Fresh holdings of red delicious, the punching bag of apple snobs (like myself), are down 33 percent compared to the 5-year average, according to the Nov. 1 Apple Holdings report, the first of the 2020 season from the U.S. Apple Association.
During the same time period, Honeycrisp holdings are up 56 percent. Cosmic Crisp had a cosmic ascent, up more than 2,500 percent. We have to take that number with a reminder that the apple is brand new to the market, but it’s worth noting the year-over-year growth is still 433 percent. Most of the varieties that U.S. Apple tracks saw declines compared to the 5-year-average, with only Ambrosia, Honeycrisp, fuji, Pink Lady, pippin, and york showing increases. It should be noted that pippin and york are primarily processing apples, with only a small percentage going to the fresh market.
Two of the biggest declines in the mainstream varieties – other than red delicious — were in braeburn (-66 percent) and golden delicious (-37 percent.) It’s worth noting that the data does not include some most of the club varieties like Jazz, Envy, Pazazz, Autumn Glory, SweeTango, Juici, Kanzi, Kiku, SugarBee, and others, but I think the trend is clear here, and I wonder about the future for the established main line apples.

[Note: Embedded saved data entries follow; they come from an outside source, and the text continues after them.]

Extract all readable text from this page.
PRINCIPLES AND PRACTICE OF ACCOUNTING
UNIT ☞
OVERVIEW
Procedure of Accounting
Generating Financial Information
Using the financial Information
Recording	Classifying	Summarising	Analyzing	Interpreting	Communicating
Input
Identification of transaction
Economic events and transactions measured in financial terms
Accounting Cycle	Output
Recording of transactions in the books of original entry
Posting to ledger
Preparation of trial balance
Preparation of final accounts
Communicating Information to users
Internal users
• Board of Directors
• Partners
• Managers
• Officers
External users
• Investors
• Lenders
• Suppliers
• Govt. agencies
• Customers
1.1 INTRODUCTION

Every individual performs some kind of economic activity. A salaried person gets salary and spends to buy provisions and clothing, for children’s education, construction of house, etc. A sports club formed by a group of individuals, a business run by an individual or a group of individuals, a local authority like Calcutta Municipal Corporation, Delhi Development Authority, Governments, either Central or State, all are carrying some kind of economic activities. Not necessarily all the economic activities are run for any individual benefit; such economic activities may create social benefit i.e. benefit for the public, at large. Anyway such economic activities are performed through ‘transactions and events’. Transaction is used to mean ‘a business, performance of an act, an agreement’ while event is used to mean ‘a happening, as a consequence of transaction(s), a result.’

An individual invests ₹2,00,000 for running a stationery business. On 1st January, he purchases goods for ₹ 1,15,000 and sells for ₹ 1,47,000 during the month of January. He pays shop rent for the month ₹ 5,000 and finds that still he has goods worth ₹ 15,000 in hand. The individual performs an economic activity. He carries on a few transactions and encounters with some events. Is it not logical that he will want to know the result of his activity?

Although this report doesn’t specifically mention proprietary varieties, I think it’s a good benchmark for what to expect for the apple market through the season.
The pandemic may put another nail in the coffin of less jazzy varieties and speed up the decline over the next few years as well. Think about all of the gas station, hotel, and cafeteria apples – typically less expensive red delicious – that aren’t getting distributed right now. The Farmers to Families Food Box program can only absorb so many bags of cheap apples.
The apple category has had a rough couple of years of inconsistent demand, a challenging export market, and excess supply. Seeing a measurable decline in less popular apple varieties can only help, right?